After watching the film, I had a conversation with my friends about whether the film was "exaggerated" or too stylized. Personally, I wouldn't say it was. Or: it was stylized for sure, and the distancing effects are intentional, but this only helps bring home the point. The brilliance of the film consists in its lack of comforting elements. But doesn't that make it lose something in terms of realism? That depends on what kind of "realism" you look for. Like Jelinek, Fassbinder strips heterosexual violence down to its bare, naked bones, where what we see is strange and commonplace at the same time. We recognize the patterns - but Fassbinder shows how the relation between Helmut and Martha is also unsettling because it is so far removed from emotions, contact and openness. Here we have MAN WANTS WOMAN! in its brutal form.
There are hints of awareness on Martha's part, but these are only hazy hints and she's got a whole world that does not understand her (there are also hints of understanding in the relationship with a co-worker, but Fassbinder does not leave open the door to Happy Heterosexual Love in this movie). The heterosexual woman is a masochist, and the heterosexual man is a sadist who wants his lover to die. Fassbinder himself apparently said that he wanted to show that marriage is a sadomassocistic institution. The heterosexual lovers lose their sense of reality and what they gain is mutual paranoia, something that is emphasized towards the end of the film as fantasy and reality are increasingly blurred. As I understand the film, there is nothing to be understood in the relation between Martha and Helmut. Fassbinder is not dealing with psychological masochism or sadism. We are confronted with a condition of society, in which questions about "willing submission", "force" and "violence" are on a par. In this society, we become interchangeable Men and Women. There is no room for desire, or love, in this place.

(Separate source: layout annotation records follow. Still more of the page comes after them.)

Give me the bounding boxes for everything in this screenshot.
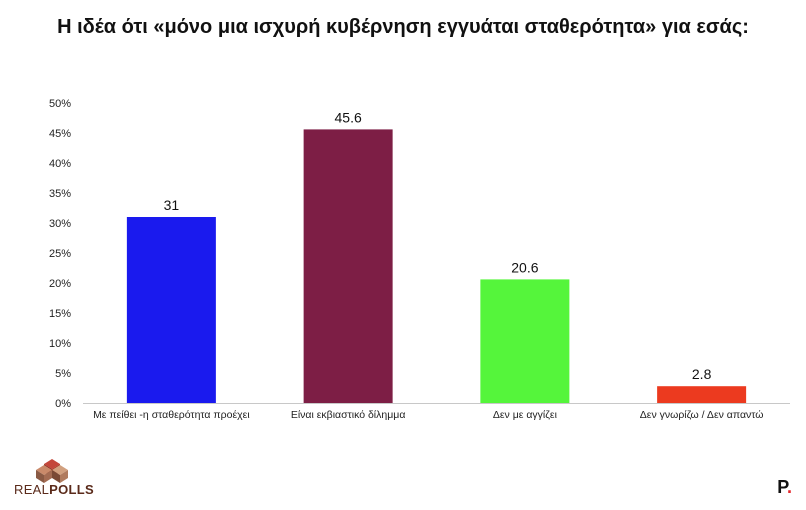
y-tick-label: 50%: [49, 98, 71, 110]
data-label: 20.6: [511, 259, 538, 275]
publisher-dot: .: [786, 477, 792, 497]
bar: [480, 279, 570, 403]
publisher-letter: P: [777, 477, 787, 497]
data-label: 45.6: [335, 109, 362, 125]
publisher-logo: P.: [777, 477, 792, 498]
category-label: Δεν γνωρίζω / Δεν απαντώ: [640, 409, 764, 421]
wordmark-light: REAL: [14, 482, 50, 497]
y-tick-label: 20%: [49, 278, 71, 290]
category-label: Είναι εκβιαστικό δίλημμα: [291, 409, 406, 421]
realpolls-wordmark: REALPOLLS: [14, 482, 94, 497]
y-tick-label: 10%: [49, 338, 71, 350]
bar: [303, 129, 393, 403]
category-label: Με πείθει -η σταθερότητα προέχει: [93, 409, 250, 421]
bars: 31 45.6 20.6 2.8: [126, 109, 747, 403]
y-tick-label: 15%: [49, 308, 71, 320]
y-tick-label: 5%: [55, 368, 71, 380]
y-tick-label: 0%: [55, 398, 71, 410]
y-tick-label: 45%: [49, 128, 71, 140]
y-tick-label: 30%: [49, 218, 71, 230]
data-label: 2.8: [692, 366, 712, 382]
wordmark-bold: POLLS: [49, 482, 95, 497]
y-tick-label: 40%: [49, 158, 71, 170]
y-tick-label: 25%: [49, 248, 71, 260]
bar: [126, 217, 216, 403]
category-label: Δεν με αγγίζει: [493, 409, 558, 421]
y-tick-label: 35%: [49, 188, 71, 200]
y-axis: 0% 5% 10% 15% 20% 25% 30% 35% 40% 45% 50%: [49, 98, 71, 410]
chart-title: Η ιδέα ότι «μόνο μια ισχυρή κυβέρνηση εγ…: [57, 16, 749, 38]
x-axis: Με πείθει -η σταθερότητα προέχει Είναι εκ…: [83, 403, 790, 421]
data-label: 31: [164, 197, 180, 213]
bar: [657, 386, 747, 403]
realpolls-logo-icon: [36, 459, 68, 483]
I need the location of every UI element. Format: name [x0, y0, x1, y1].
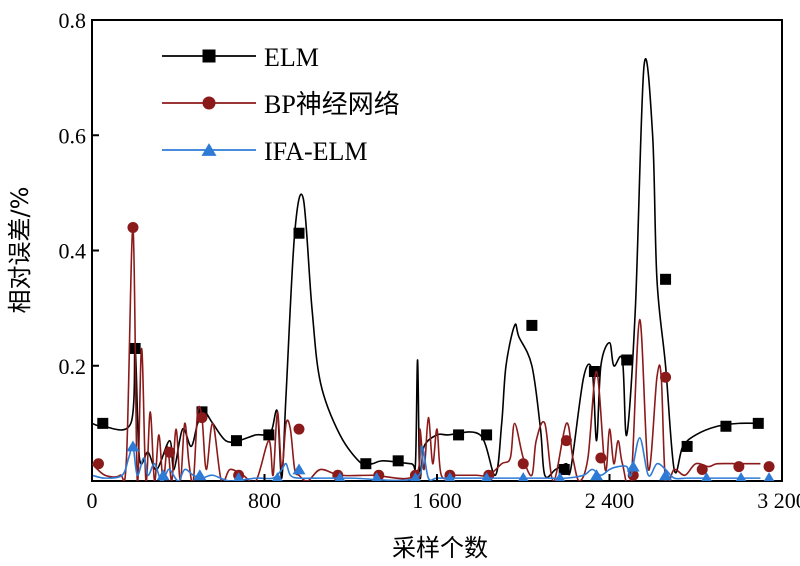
data-point-bp — [595, 452, 607, 464]
series-line-bp — [92, 226, 761, 481]
data-point-elm — [621, 354, 633, 366]
data-point-elm — [263, 429, 275, 441]
data-point-elm — [196, 406, 208, 418]
legend: ELM BP神经网络 IFA-ELM — [162, 43, 400, 166]
data-point-ifa-elm — [481, 472, 492, 481]
data-point-elm — [481, 429, 493, 441]
x-axis: 0 800 1 600 2 400 3 200 — [87, 474, 800, 513]
y-tick-label: 0.2 — [59, 354, 87, 379]
data-point-ifa-elm — [272, 472, 283, 481]
data-point-elm — [453, 429, 465, 441]
data-point-ifa-elm — [590, 469, 604, 481]
data-point-elm — [230, 435, 242, 447]
data-point-bp — [92, 458, 104, 470]
data-point-ifa-elm — [292, 463, 306, 475]
data-point-elm — [558, 463, 570, 475]
x-axis-title: 采样个数 — [392, 534, 488, 562]
data-point-ifa-elm — [193, 469, 207, 481]
data-point-elm — [360, 458, 372, 470]
data-point-ifa-elm — [517, 472, 529, 481]
data-point-ifa-elm — [735, 472, 747, 481]
series-line-elm — [92, 57, 761, 480]
y-axis: 0.2 0.4 0.6 0.8 — [59, 8, 99, 379]
data-point-ifa-elm — [659, 469, 673, 481]
data-point-ifa-elm — [763, 472, 775, 481]
data-point-bp — [660, 371, 672, 383]
plot-area — [91, 19, 783, 482]
data-point-elm — [660, 273, 672, 285]
legend-marker-bp — [202, 96, 216, 110]
x-tick-label: 1 600 — [412, 488, 462, 513]
data-point-elm — [97, 417, 109, 429]
data-point-bp — [696, 463, 708, 475]
legend-label-bp: BP神经网络 — [264, 90, 400, 119]
data-point-elm — [392, 455, 404, 467]
x-tick-label: 800 — [248, 488, 281, 513]
legend-marker-ifa-elm — [201, 143, 217, 156]
y-tick-label: 0.8 — [59, 8, 87, 33]
data-point-bp — [627, 469, 639, 481]
plot-frame — [91, 19, 783, 482]
data-point-elm — [293, 227, 305, 239]
data-point-bp — [127, 221, 139, 233]
data-point-bp — [517, 458, 529, 470]
data-point-elm — [588, 366, 600, 378]
x-tick-label: 3 200 — [757, 488, 800, 513]
data-point-ifa-elm — [334, 472, 346, 481]
data-point-ifa-elm — [410, 472, 421, 481]
y-tick-label: 0.6 — [59, 123, 87, 148]
x-tick-label: 0 — [87, 488, 98, 513]
data-point-bp — [196, 412, 208, 424]
data-point-ifa-elm — [156, 469, 170, 481]
data-point-elm — [681, 440, 693, 452]
x-tick-label: 2 400 — [585, 488, 635, 513]
data-point-ifa-elm — [444, 472, 456, 481]
series-layer — [92, 57, 775, 481]
data-point-ifa-elm — [554, 472, 566, 481]
y-tick-label: 0.4 — [59, 239, 87, 264]
data-point-elm — [752, 417, 764, 429]
data-point-ifa-elm — [126, 440, 140, 452]
data-point-ifa-elm — [371, 472, 382, 481]
data-point-ifa-elm — [626, 460, 640, 472]
legend-marker-elm — [202, 49, 216, 63]
legend-label-ifa-elm: IFA-ELM — [264, 137, 368, 166]
y-axis-title: 相对误差/% — [6, 187, 34, 314]
data-point-ifa-elm — [233, 472, 244, 481]
data-point-bp — [560, 435, 572, 447]
data-point-bp — [733, 461, 745, 473]
data-point-elm — [526, 319, 538, 331]
data-point-ifa-elm — [701, 472, 712, 481]
legend-label-elm: ELM — [264, 43, 319, 72]
data-point-bp — [763, 461, 775, 473]
data-point-bp — [293, 423, 305, 435]
data-point-bp — [164, 446, 176, 458]
data-point-elm — [720, 420, 732, 432]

The actors are fabulous. They are puppets because that's what life has made them. Their faces are like grotesque masks (the atmosphere of the film is sometimes that of a horror movie). But although we have these alienating aspects of the film - the humor, the melodrama, the colors - the strange thing is that we are still bothered by the fact that Martha and Helmut are people. Fassbinder analyzes the absurd world of heterosexuality in which there is Man and Woman and that is that, end of story.